| HN Mirror

Y	Hacker News new \| ask \| show \| jobs

by roel_v 3908 days ago

"<snip> then it should be possible to program that model across platforms and software and still yield consistent results with different sources of random input data."

This hits too close to home for me not to comment on. I do basically exactly this - redevelop models into production-quality code for broader deployment. I do this for 'closed' models as well (code that researchers do not have available for download from a website, for whatever reasons - mostly because they don't care, which is fine). Models being 'closed' this way does not make them 'black boxes' or 'not reproducible' - whatever the code does, needs to be described in the paper(s) anyway (the concepts, not the implementation details).

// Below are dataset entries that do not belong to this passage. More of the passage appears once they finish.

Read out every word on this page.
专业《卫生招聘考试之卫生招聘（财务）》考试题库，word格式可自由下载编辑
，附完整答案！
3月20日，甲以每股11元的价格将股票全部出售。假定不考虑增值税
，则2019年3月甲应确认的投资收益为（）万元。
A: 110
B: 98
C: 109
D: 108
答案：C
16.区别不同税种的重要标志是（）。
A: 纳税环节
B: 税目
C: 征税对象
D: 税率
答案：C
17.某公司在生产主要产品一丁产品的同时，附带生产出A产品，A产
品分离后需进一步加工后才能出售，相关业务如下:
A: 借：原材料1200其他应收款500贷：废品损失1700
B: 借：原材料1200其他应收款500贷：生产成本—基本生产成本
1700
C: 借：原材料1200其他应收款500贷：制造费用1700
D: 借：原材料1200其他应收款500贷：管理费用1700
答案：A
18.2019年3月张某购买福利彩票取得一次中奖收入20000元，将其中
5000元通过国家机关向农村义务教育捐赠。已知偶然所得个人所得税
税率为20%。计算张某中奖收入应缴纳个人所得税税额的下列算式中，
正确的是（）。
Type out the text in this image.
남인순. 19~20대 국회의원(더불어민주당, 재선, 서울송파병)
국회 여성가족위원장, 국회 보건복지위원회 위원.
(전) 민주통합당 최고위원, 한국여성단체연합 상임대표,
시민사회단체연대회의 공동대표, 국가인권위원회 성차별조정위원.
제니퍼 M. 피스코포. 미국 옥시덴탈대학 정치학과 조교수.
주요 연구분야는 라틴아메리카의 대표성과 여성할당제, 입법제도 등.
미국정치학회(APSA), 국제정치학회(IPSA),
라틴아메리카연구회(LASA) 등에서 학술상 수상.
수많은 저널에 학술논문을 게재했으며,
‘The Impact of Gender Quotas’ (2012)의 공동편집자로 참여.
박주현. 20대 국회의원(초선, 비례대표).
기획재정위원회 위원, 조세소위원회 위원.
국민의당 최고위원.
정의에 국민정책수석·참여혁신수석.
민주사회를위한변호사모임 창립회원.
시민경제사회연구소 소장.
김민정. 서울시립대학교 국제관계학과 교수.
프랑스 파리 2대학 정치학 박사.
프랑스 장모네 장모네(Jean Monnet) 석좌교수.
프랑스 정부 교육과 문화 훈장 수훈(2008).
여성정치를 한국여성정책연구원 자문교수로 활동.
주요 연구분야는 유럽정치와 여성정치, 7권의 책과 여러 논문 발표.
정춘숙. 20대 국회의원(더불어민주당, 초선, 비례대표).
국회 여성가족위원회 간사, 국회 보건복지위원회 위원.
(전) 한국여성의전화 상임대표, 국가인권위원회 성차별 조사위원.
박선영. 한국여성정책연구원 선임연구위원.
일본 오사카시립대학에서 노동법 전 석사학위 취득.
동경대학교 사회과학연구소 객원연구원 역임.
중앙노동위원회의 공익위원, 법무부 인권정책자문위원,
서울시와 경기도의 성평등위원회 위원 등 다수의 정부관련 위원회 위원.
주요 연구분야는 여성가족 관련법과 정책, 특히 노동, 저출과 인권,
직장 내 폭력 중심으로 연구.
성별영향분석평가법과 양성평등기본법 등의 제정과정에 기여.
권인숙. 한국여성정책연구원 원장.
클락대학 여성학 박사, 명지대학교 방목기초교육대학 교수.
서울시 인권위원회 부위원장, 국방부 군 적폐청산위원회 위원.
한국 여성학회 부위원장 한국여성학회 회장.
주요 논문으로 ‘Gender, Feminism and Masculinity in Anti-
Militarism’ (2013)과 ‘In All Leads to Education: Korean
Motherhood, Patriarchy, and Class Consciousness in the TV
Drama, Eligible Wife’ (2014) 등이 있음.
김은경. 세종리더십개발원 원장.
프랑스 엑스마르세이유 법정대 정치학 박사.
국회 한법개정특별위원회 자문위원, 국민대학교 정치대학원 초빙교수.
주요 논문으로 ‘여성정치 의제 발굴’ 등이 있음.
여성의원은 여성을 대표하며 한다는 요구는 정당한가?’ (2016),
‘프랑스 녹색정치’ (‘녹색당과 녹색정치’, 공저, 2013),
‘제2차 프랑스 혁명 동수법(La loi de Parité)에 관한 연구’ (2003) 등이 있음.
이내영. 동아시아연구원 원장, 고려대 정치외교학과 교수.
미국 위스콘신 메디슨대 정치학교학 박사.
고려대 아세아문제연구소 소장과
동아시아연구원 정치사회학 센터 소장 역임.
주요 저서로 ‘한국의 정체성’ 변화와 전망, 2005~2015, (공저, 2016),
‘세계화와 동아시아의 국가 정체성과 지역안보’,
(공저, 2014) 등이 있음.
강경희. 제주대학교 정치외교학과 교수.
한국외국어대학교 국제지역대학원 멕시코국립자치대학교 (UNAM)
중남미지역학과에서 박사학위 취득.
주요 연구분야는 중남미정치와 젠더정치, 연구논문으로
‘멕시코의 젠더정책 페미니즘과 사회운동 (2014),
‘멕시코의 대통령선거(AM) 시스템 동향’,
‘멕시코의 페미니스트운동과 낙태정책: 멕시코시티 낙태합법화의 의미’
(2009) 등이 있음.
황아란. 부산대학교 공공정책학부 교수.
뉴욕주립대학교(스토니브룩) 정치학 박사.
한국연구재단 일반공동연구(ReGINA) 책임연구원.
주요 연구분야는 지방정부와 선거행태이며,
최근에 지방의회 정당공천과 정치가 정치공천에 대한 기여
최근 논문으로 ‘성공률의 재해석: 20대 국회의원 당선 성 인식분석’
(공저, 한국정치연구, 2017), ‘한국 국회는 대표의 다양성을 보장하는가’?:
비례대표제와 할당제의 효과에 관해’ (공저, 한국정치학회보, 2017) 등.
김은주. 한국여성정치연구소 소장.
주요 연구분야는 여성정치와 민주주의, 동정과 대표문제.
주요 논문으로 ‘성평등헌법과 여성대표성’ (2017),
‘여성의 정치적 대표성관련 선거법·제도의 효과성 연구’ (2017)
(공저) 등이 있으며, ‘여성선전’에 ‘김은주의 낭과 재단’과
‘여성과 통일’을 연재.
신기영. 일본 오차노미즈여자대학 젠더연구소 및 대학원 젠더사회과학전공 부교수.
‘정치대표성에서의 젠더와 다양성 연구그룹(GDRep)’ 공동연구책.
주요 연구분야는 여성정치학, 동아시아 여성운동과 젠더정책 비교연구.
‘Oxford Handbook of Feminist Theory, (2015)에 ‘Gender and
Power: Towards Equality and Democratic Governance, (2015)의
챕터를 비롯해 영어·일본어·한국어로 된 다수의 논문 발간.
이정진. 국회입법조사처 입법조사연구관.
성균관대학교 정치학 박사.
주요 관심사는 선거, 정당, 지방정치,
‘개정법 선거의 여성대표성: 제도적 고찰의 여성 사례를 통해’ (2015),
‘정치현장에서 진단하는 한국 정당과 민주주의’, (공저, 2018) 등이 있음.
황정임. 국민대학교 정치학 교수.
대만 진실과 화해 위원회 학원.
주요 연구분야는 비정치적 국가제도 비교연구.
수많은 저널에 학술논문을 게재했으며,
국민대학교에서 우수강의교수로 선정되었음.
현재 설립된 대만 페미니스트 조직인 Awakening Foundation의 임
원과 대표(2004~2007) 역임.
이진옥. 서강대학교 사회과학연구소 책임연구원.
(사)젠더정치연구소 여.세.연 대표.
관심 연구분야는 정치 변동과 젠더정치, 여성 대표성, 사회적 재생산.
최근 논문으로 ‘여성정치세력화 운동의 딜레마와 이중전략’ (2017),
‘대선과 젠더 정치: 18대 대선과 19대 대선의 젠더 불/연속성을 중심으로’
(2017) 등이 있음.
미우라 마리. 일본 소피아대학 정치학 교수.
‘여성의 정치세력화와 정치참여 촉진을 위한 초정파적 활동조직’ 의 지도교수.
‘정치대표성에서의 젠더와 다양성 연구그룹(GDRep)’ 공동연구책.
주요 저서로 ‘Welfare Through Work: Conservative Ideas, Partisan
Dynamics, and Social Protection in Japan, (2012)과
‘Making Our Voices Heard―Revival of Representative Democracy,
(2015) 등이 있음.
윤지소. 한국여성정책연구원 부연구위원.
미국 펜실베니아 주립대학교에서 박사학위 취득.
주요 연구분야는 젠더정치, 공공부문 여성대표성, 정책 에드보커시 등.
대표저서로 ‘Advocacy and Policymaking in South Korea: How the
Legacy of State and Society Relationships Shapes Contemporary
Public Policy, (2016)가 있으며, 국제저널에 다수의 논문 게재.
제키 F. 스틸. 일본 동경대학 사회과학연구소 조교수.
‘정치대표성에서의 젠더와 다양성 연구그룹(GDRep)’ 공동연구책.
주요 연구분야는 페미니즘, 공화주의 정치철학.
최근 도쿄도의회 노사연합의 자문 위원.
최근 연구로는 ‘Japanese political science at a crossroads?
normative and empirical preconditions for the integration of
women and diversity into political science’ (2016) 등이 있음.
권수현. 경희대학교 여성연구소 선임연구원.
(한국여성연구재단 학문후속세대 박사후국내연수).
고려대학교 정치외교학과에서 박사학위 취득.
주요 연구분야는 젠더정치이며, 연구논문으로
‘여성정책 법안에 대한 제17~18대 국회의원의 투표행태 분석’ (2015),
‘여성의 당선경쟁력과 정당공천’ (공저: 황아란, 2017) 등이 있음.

The way to do a baseline verification of the implementation of models is by having minimal synthetic data sets and doing unit tests on them. Usually people develop their model based on their full 20000-observation or whatever data set, with numbers with 15 digits etc. - the only way to spot mistakes in such an implementation is if they are several orders of magnitude off.

I once found a calculation in some Fortran code that mistook kilometers for meters (or the other way around, can't remember; either way, the result was that one component of the model was off by a factor 1000). This hadn't been discovered in 10+ years, by many users, some of whom (much to my horror) actually used this model to advise on subsidies for certain sectors. Now, it's not that the results where completely unreasonable, because someone would have noticed; it's the small mistakes that are the worst, especially when they are non-linear. Despite that and many examples like it that I have encountered, it proves to be nigh impossible to change software development hygiene of most researchers.